衝撃にも近い彼女の歌によって、幼い少年の心は、その歌に飲み込まれていったのだ。
当の歌姫はと言うと、その空間とは不似合いな拍手を受け、恥じらいに頬を紅くさせながらステージを降りていた。
此処がもっとちゃんとした表舞台だったならば、彼女はもっと素晴らしい拍手を浴びていただろう。
だからこそ、少年は残念に思えてならなかった。
「見て、お姉ちゃん」
「どうしたの?」
歌い終わったばかりの彼女の傍へ、同じ年頃の少年が近づいた。
彼女の裾を掴む少年は、観客であった少年少女の方を指差す。
指された少年は彼女を「お姉ちゃん」と呼ぶ彼への不快感と羨ましさを抱き、無意識に顔を顰めさせてしまう。
と、歌姫たちが突如ゆっくりとカウンターへ歩み寄って来た。
少年少女の傍へとやって来た歌姫は穏やかな笑みを浮かべた。
「こんにちは。貴方達もこの酒場で働いてるの?」
「こっちはそうだけど、私はお母さんのお手伝いです。名前はリンダ。そしてこっちが―――」
「アーサガ…」
女性は二人を一瞥した後、その幼い頭を優しく撫でた。
「こんなところで…偉いのね」
このような行為をされたらば、いつもなら不服とばかりに牙を向けていた少年―――アーサガであったが、このときばかりは彼女の優しい声色と手のぬくもりに俯くことしか出来なかった。
アーサガは少年らしい澄んだ双眸で、静かに歌姫を見上げた。
「僕はフルト。よろしく、アーサガ!」
と、無邪気な顔をした少年が彼女の横からひょっこりと現れ、アーサガに向けて手を差し伸べた。
そこで我に返ったアーサガは、いつもと同じむっつり顔に戻り、思わず女性の手を跳ね除け目を逸らした。
しかし、少年の態度に怒りを見せるどころか、笑顔を浮かべ、彼女は自身の手を胸へと当てた。
「私も自己紹介しないとね。私は―――」
「何やってんだい、アドレーヌ!」
怒声にも近い、遠くから聞こえてきたその声によって、夢の様な時間は終わりを告げた。
歌姫の背後から現れた中年の女性の声に気付くと、歌姫は慌てたように振り返った。
「あ、お母さん!」
「おやリンダ。こんなとこにいたのかい?」
アドレーヌと呼ばれた彼女が急ぎ返事をしようとするよりも早く、リンダが大きな声を上げた。
彼女は席を立ち、母と呼んだその女性へ駆け寄った。
リンダの表情は歌を聴いていたとき以上の喜びに満ちており、幸せいっぱいという様子で母に抱きついた。
愛娘の愛くるしい抱擁に、中年女性もつられて笑みを零す。
が、目の前の歌姫―――アドレーヌへと向ける態度は先ほどと変わらず、冷淡そのものだった。
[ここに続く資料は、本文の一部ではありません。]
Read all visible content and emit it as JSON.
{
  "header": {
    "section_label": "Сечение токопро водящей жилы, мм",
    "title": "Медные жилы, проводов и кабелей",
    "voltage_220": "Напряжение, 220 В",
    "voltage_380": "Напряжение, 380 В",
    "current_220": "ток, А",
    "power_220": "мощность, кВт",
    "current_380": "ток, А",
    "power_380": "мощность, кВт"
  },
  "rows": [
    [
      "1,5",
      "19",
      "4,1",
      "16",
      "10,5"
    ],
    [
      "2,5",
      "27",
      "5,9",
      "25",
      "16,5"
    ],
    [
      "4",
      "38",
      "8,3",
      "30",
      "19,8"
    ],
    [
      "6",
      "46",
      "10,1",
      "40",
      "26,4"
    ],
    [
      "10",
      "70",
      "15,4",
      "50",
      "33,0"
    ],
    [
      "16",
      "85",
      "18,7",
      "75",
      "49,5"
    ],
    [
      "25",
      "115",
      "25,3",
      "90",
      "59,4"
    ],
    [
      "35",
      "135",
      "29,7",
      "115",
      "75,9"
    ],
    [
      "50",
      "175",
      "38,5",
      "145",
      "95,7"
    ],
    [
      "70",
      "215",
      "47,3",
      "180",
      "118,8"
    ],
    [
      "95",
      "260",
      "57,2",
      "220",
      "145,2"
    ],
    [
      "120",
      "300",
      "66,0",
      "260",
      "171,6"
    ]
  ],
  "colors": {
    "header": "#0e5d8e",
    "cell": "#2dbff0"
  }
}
「ジャスミンさん…その、弟がどうしても同年代のこの子達とお話してみたいと言ったので…」
「いや別に大した用事じゃないんだよ。あんたの歌が期待以上だったからこれからも此処で歌って貰おうかって伝えたかっただけだからね」
「本当ですか…ありがとうございます」
アドレーヌははにかみながらそう言うと、静かに腰を折り曲げた。